Jiménez and the other Matsés elders remain proud of their identity as Matsés and wish to pass on their knowledge of the rainforest, Fleck added, but it’s hard to find a young person willing to listen. Younger Matsés have begun looking to the outside world for status and economic success, despite the discrimination they face.
“Ordinary people in every culture mostly recognize only those species they use, interact with and are part of their mythology and don’t pay much attention to other living things that are common in their environment,” Padial said. “Thus, they tend to underestimate biodiversity, and never get a good understanding of how complex and rich life is.”
By identifying the myriad species that call the Matsés territory home, the herpetological inventory aims to help expand traditional knowledge and demonstrate to the young people the importance of understanding their natural environment.
For example, Padial said, the new generations often hear about biodiversity and inventories but without actually understanding what they mean and why they are so important. “Performing the inventory themselves, in collaboration with scientists, helps them really learn about the diversity of species that live in their territory … and have a better understanding of their environment.”

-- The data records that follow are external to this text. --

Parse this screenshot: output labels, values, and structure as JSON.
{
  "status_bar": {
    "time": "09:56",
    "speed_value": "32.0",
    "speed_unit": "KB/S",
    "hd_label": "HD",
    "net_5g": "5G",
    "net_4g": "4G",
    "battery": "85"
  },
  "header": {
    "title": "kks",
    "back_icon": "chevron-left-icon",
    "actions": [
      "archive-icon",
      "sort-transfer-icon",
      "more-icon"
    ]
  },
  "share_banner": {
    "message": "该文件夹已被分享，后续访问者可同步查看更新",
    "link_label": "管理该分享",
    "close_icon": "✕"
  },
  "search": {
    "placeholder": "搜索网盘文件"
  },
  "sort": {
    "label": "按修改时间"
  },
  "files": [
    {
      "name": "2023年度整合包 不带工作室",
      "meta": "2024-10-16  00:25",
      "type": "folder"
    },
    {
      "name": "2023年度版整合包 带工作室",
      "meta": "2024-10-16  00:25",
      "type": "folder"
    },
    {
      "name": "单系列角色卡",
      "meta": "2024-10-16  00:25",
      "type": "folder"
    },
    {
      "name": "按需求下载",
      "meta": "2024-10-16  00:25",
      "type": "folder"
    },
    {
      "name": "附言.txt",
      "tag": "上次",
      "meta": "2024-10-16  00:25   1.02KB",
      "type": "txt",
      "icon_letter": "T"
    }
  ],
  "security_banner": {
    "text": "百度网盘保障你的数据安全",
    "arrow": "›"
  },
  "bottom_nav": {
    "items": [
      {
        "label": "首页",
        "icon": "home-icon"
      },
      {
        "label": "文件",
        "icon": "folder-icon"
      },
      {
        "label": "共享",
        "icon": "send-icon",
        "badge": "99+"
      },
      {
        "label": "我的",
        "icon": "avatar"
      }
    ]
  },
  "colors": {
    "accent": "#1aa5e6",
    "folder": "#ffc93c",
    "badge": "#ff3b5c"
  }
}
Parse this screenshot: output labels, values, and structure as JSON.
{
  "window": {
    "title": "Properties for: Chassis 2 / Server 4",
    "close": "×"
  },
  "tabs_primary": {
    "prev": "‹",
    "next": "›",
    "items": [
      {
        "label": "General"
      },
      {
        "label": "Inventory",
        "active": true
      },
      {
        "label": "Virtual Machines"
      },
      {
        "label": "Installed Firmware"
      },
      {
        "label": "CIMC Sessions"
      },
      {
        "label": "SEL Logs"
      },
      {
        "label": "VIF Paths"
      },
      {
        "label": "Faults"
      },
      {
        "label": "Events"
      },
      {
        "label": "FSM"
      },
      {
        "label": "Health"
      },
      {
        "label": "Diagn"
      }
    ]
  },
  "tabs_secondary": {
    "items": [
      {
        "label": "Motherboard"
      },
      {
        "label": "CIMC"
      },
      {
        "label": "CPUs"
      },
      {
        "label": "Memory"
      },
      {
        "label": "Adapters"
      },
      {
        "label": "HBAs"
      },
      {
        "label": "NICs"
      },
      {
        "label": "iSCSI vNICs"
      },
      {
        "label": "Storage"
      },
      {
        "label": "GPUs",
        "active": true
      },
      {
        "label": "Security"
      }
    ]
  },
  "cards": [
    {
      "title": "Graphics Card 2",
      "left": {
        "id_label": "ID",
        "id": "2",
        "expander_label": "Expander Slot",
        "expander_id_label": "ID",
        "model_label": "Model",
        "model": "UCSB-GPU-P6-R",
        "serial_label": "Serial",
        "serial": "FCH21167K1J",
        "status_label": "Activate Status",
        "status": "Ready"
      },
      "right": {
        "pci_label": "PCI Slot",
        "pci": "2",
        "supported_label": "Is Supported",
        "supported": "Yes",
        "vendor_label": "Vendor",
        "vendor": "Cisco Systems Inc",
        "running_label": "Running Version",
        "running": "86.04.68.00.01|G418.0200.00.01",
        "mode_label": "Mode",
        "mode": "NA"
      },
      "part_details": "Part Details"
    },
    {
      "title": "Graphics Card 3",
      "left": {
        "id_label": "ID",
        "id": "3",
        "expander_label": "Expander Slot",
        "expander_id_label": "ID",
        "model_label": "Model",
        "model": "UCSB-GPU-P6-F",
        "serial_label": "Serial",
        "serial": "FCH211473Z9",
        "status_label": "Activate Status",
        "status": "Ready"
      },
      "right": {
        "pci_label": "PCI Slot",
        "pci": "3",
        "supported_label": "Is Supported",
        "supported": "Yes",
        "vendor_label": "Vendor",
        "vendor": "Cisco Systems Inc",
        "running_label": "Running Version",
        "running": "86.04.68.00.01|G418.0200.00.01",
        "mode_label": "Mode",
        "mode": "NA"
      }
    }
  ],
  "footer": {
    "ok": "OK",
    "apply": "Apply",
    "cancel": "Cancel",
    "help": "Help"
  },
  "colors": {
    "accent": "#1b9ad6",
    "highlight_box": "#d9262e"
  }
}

Species diversity has frequently determined conservation priorities, Fleck said. Improving scientific understanding of the diversity of their territory, he added, “might translate into better external financial support for on-the-ground conservation projects [and] job opportunities for the Matsés that provide alternatives to the limited opportunities currently available in … timber or commercial bushmeat hunting.”
The Matsés upload the images from the phones to a shared drive in the cloud where the project herpetologists can review, discuss, and identify them with other taxonomic experts.
“What I’m doing right now,” Padial said, “is sharing pictures with colleagues and starting a conversation, asking ’Hey, look at this Allobates or Bolitoglossa, or Hypsiboas. What do you think?’ The conversation then goes about whether the individual in question is of a known species [and] what does it tell us about its distribution.”
Fleck estimated that the project’s photo database currently contains about 2,000 images stored on a shared Google Drive folder. The team plans to highlight images of each documented species on the project webpage and to contribute images to online databases (e.g., IUCN) for new species and range extensions.
In return, Fleck said, the project is training young Matsés in skills that may be useful to them in the future, including photography, biology, taxonomy, data collection and book-writing.
The inventory project currently runs on a shoestring budget, Herndon said, though the Acaté collaborators expect the project to result in scientific publications of new species, extensions of ranges of existing taxa supported by GPS data, a field guide, and a bilingual children’s book in the Matsés language for their school.
Taking the long view, the Matsés elders and Acaté collaborators aim to validate the role of local inhabitants and traditional ecological knowledge in research by piloting a low-cost, replicable practice for on-the-ground biodiversity surveying.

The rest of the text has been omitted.